Procedimento alternativo

“Trattasi di una fattispecie del tutto specifica – sostiene l’avvocato Sposato – nella quale è regolato un procedimento alternativo al versamento del saldo prezzo da parte di chi si sia reso aggiudicatario dell’immobile pignorato. Infatti, obbligo dell’aggiudicatario è quello di eseguire il versamento del saldo prezzo entro il termine perentorio stabilito nell’ordinanza di vendita, termine di regola stabilito in 60 giorni e non prorogabile neppure sull’accordo delle parti”. “Affinché l’assunzione di debiti possa essere disposta è necessario che nella procedura esecutiva vi sia un creditore assistito da privilegio ipotecario o pignoratizio, estendendo la dottrina l’ambito di applicazione anche ai casi in cui il bene oggetto di vendita forzata o assegnazione sia gravato da privilegi speciali, ma non anche da quelli generali per i quali non si produce mai l’effetto purgativo”, osserva ancora l’avvocato Sposato.

Regole dell’accordo

L’elemento centrale della fattispecie disciplinata dall’articolo in commento è costituito dall’accordo di accollo concluso tra il creditore assistito da causa legittima di prelazione e l’aggiudicatario o assegnatario, in forza del quale quest’ultimo assume il debito dell’esecutato, impegnandosi a soddisfarlo al di fuori del processo di espropriazione immobiliare. “In tal caso l’aggiudicatario – continua l’avvocato Sposato – dovrà presentare apposita istanza sulla quale il giudice dell’esecuzione, ricorrendo le condizioni, emetterà ordinanza di autorizzazione ad assumersi il debito.
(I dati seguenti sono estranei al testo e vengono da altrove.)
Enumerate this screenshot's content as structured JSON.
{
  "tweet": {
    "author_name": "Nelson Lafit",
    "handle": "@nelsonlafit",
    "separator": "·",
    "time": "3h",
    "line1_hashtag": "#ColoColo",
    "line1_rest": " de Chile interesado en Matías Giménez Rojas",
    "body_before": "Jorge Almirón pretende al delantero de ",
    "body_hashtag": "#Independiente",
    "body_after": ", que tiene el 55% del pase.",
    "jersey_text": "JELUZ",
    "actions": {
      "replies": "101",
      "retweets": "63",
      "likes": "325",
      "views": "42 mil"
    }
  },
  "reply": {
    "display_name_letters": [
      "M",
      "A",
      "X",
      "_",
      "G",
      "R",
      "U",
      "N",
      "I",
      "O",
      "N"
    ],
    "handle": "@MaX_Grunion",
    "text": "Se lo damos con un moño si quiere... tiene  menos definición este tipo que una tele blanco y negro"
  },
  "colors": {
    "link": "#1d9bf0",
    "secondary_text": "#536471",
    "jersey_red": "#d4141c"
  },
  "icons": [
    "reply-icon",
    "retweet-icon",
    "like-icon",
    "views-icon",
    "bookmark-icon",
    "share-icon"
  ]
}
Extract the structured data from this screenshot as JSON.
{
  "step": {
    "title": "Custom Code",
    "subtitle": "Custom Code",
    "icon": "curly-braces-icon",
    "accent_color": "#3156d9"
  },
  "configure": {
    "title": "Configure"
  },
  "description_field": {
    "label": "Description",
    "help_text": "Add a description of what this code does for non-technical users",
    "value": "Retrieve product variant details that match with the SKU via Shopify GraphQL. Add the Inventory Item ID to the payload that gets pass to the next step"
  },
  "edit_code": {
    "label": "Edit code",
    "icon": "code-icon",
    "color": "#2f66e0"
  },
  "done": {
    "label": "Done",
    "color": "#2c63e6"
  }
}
A riguardo è importante ricordare che l’art. 591 bis secondo comma al n. 10 del codice di procedura civile, introdotto dalla Legge n. 80 del 2005 come poi modificata dalla successiva Legge n. 263/05 ed entrato in vigore dal 1/3/2006, prevede che, in tale fattispecie, l’autorizzazione all’assunzione del debito possa essere data anche dal professionista delegato alle operazioni di vendita immobiliare”.

Termini dell’istanza

L’ordinanza che autorizza l’assunzione del debito dovrà essere emessa entro il termine per il versamento del saldo prezzo e, pertanto, l’aggiudicatario che voglia utilizzare tale procedimento, dovrà depositare l’istanza in tempo utile per l’adozione di tale provvedimento che avrà, come prima ed imprescindibile conseguenza la liberazione del debitore, estraneo all’accordo, nei limiti del prezzo di aggiudicazione. “Ulteriore fondamentale conseguenza consiste nel fatto che l’aggiudicatario – sottolinea l’avvocato Sposato – non sarà più obbligato al versamento del saldo prezzo, prevedendo l’articolo 585 del codice di procedura civile al secondo comma che il giudice dell’esecuzione possa ordinare all’aggiudicatario con decreto di versare in favore della procedura esecutiva l’importo occorrente per le spese e per la soddisfazione degli altri creditori capienti”. “Le norme in commento – conclude l’avvocato Sposato – in una con la giurisprudenza di legittimità, infine, devono ritenersi applicabili anche nell’ambito delle procedure concorsuali ed, in particolare, in relazione alle vendite fallimentari (Cass. 10909/2002; Cass. 5916/1995 )”.